The Royal Law

He who loves his brother abides in the light, and there is no cause for stumbling in him.  But he who hates his brother is in darkness and walks in darkness, and does not know where he is going, because the darkness has blinded his eyes.” 1 John 2:10-11 (NKJV)

Notice the contrast here. Those who love are in the light. Those who hate are in the darkness. The obvious point John is making is that those who hate are walking in the darkness of sin and lostness instead of the light of Jesus and salvation. This is a huge thing for us to get. Hatred reveals that our hearts are filled with darkness instead of the light that comes from Jesus and His salvation.

What does it mean that those who hate are walking in darkness and do not know where they are going? When someone hates they are walking in darkness and do not know where they are going because they have blinded themselves to their hate. They have convinced themselves that their hate is okay with God. They have deceived themselves into believing a lie and so they are walking in darkness but don’t realize it. Let me show you some common ways that we tend to hate but be blind to the fact that this hate causes us to walk in darkness.

Racism-Racism has often been a respectable sin within the evangelical church. We’ve excused it by saying, “That’s just how they were raised.” Or “They are just from another generation where that was okay.” There’s probably many more ways we’ve justified the sin of racism within our hearts. Regardless of our justification, racism is hatred and that hatred causes us to walk in the darkness.

Politics-Very little brings out the worst in people like politics. You may think that your political party has the best interests the country at heart and that your candidate is the best choice for America. But if you hate those who have a different opinion about this than you do, your hatred is causing you to walk in darkness.

Religion– Let me start by saying that not all religions are equal and that Jesus is the only path to salvation. But, is it okay to hate Muslims? No it’s not. Do you know what it takes for a Muslim to be saved? They have to repent of their sins and trust in Jesus Christ, just like you had to. Religious hatred causes us to walk in darkness.

Sin-Christians often have a righteous indignation against sin. This is good and acceptable according to Scripture. Christians should have a righteous hatred of sin. However, a righteous hatred of sin does not translate into a righteous hatred of the person trapped in the sin. Probably the one sin that gets the most hatred is homosexuality. Make no mistake, the fact that homosexuality is a sin doesn’t make gay jokes and using derogatory names for homosexuals acceptable. Regardless of our justification, hating the person trapped in the sin causes us to walk in the darkness.

These are just some of the ways that hatred is seen in our world and sadly among those who profess faith in Jesus. To paraphrase James, my brethren, these things ought not to be.

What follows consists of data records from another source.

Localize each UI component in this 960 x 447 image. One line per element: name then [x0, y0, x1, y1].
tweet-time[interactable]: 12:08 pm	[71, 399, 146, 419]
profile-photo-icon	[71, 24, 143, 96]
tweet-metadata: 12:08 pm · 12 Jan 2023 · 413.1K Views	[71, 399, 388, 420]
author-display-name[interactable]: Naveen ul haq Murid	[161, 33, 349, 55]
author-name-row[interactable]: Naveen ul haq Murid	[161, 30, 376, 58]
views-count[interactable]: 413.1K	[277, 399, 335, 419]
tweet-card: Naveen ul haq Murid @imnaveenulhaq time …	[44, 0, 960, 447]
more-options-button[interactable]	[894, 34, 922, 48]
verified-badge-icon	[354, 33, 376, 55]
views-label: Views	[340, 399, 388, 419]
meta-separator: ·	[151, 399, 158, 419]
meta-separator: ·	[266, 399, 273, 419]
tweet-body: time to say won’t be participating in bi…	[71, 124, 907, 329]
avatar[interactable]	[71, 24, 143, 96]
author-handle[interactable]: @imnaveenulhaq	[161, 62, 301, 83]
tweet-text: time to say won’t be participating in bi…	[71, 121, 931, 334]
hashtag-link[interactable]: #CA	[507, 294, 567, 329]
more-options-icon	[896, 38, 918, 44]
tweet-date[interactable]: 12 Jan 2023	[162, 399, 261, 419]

What should we do rather than hate?

If you really fulfill the royal law according to the Scripture, “You shall love your neighbor as yourself,” you do well; James 2:8 (NKJV)

Jesus was once asked by a religious leader what was the greatest commandment in the Law.  He said it was to love the Lord your God with all your heart, soul, mind and strength. Jesus didn’t stop with just one command. He mentions a second command that is like the first in importance. Jesus quoted Leviticus 19:18 just as James did here. (Matthew 22:36-39) Jesus’ statement was probably quite  shocking thing to the religious leader. Really, loving others wasn’t too high on the to-do list of most Pharisees. They were so filled with pride and self-righteousness that there really wasn’t much room left for loving your fellow man. After all they were obviously better than most people and those that appeared better than them were just a bunch of hypocrites.

Don’t get me wrong the religious leaders did good things for the needy. They especially did it when someone was watching and might tell others. The problem wasn’t so much that they didn’t do good things for others. The problem was they didn’t genuinely love others. It is easy for us to get down on the religious leaders of Jesus time about this, but before we do we need to ask ourselves if we are really that different from them. Sure if someone has a need we may help if we can. But to genuinely love others as we love ourselves…. that’s something entirely different. What does it look like to genuinely love others?

If I am going to love others, and not show partiality and prejudice, then at the least I must treat people equally. I cannot treat one group of people one way and another group of people another way. What does it look like to treat people equally?

Therefore, whatever you want men to do to you, do also to them, for this is the Law and the Prophets.” Matthew 7:12 (NKJV)

At the very least, loving people enough to treat them equally means that I treat all people the way I want to be treated. There are a lot of ways this would play out, but the main one I want us to think about today is in the way we evaluate and classify people. It is terribly easy for us to evaluate people and classify people based on external issues or what we know about other people “like them.” We can make unfair and inaccurate assumptions about people based on their skin color, religion, sexual orientation, political affiliation, family, or any number of other issues. Personally, I don’t want anyone to make assumptions about who I am or what I’m like based on anything other than who I am and what I’m like.  If I’m going to fulfill the royal law, then I must treat all people in the way that I want to be treated.